Iklan - Geser ke atas untuk melanjutkan

Tolak pelemahan KPK, warga Solo kirim peti mati ke kantor KPK

Tolak pelemahan KPK, warga Solo kirim peti mati ke kantor KPK Aksi tolak revisi UU KPK. ©2015 merdeka.com/arie sunaryo

Merdeka.com - Rencana revisi Undang-undang Komisi Pemberantasan Korupsi (UU KPK) yang disampaikan di Badan Legislasi (Baleg) DPR mendapat tentangan dari masyarakat. Seorang warga Solo bahkan menggelar aksi tunggal dengan menyeret peti mati di jalanan kota Solo, Kamis (15/10).
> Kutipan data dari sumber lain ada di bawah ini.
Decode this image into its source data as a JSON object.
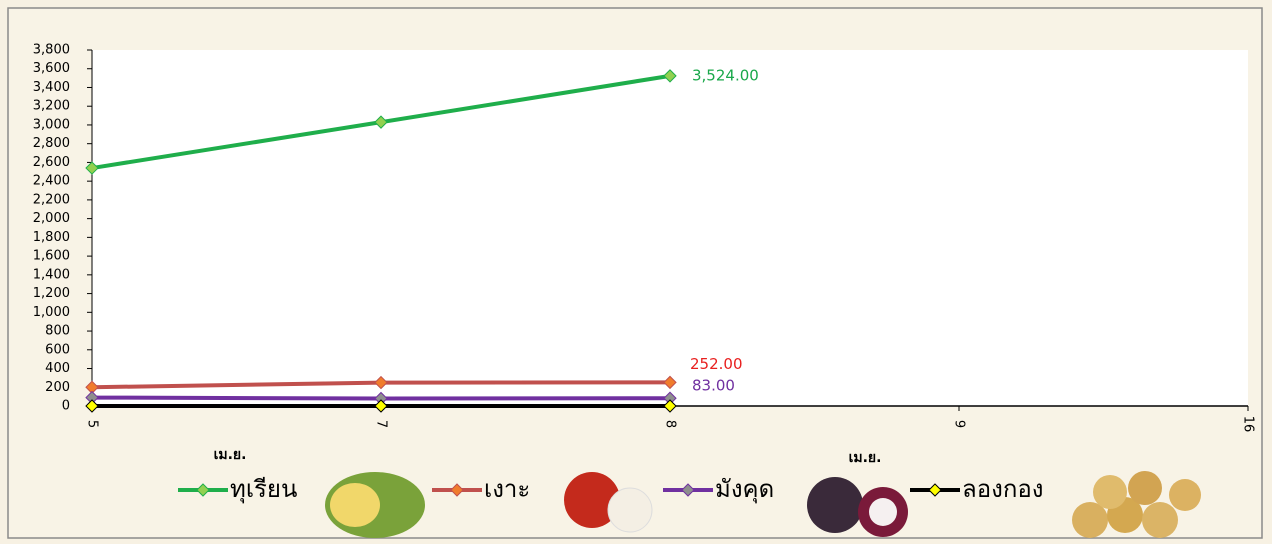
{
  "chart_data": {
    "type": "line",
    "categories": [
      "5",
      "7",
      "8",
      "9",
      "16"
    ],
    "annotations": [
      "เม.ย.",
      "เม.ย."
    ],
    "series": [
      {
        "name": "ทุเรียน",
        "color": "#1fae4b",
        "marker_color": "#92d050",
        "label_color": "#1aa84a",
        "values": [
          2540,
          3030,
          3524,
          null,
          null
        ],
        "value_labels": [
          null,
          null,
          "3,524.00",
          null,
          null
        ]
      },
      {
        "name": "เงาะ",
        "color": "#c0504d",
        "marker_color": "#f07c2c",
        "label_color": "#e8201f",
        "values": [
          200,
          250,
          252,
          null,
          null
        ],
        "value_labels": [
          null,
          null,
          "252.00",
          null,
          null
        ]
      },
      {
        "name": "มังคุด",
        "color": "#7030a0",
        "marker_color": "#8e8e8e",
        "label_color": "#7030a0",
        "values": [
          90,
          80,
          83,
          null,
          null
        ],
        "value_labels": [
          null,
          null,
          "83.00",
          null,
          null
        ]
      },
      {
        "name": "ลองกอง",
        "color": "#000000",
        "marker_color": "#ffff00",
        "label_color": "#000000",
        "values": [
          0,
          0,
          0,
          null,
          null
        ]
      }
    ],
    "ylim": [
      0,
      3800
    ],
    "yticks": [
      0,
      200,
      400,
      600,
      800,
      {
        "value": 1000,
        "label": "1,000"
      },
      {
        "value": 1200,
        "label": "1,200"
      },
      {
        "value": 1400,
        "label": "1,400"
      },
      {
        "value": 1600,
        "label": "1,600"
      },
      {
        "value": 1800,
        "label": "1,800"
      },
      {
        "value": 2000,
        "label": "2,000"
      },
      {
        "value": 2200,
        "label": "2,200"
      },
      {
        "value": 2400,
        "label": "2,400"
      },
      {
        "value": 2600,
        "label": "2,600"
      },
      {
        "value": 2800,
        "label": "2,800"
      },
      {
        "value": 3000,
        "label": "3,000"
      },
      {
        "value": 3200,
        "label": "3,200"
      },
      {
        "value": 3400,
        "label": "3,400"
      },
      {
        "value": 3600,
        "label": "3,600"
      },
      {
        "value": 3800,
        "label": "3,800"
      }
    ],
    "grid": false
  }
}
Di Bundaran Gladag, Jalan Slamet Riyadi, peti berwarna putih tersebut ditaburi kembang mawar merah. Usai tabur bunga, warga bernama Bambang Saptono tersebut menyeret peti ke Kantor Pos Besar Solo, yang berjarak 500 meter. Sambil membawa poster bertuliskan 'Tolak revisi UU KPK' pria tengah baya itu terus menyerukan agar masyarakat ikut menolak revisi UU KPK.

"Kalau UU KPK direvisi, kami yakin koruptor akan makin merajalela. Jika revisi UU disahkan KPK jelas akan mati. DPR RI ngotot, di dalamnya adalah partai-partai politik. Saya sebagai rakyat Indonesia menolak berkembangnya korupsi," tandasnya.

Pemerintah, lanjut dia, akhir-akhir ini berencana menunda revisi UU KPK. Dia menilai sikap tersebut kurang tegas, karena Presiden Joko Widodo (Jokowi) masih memberi kesempatan DPR untuk melakukan revisi. Pemerintah, lanjut dia, seharusnya tegas dalam bersikap.

"Saya kirimkan peti mati ini sebagai simbol matinya KPK. Kalau DPR dan pemerintah masih nekat melakukan revisi UU KPK berarti korupsi tetap akan merajalela," katanya.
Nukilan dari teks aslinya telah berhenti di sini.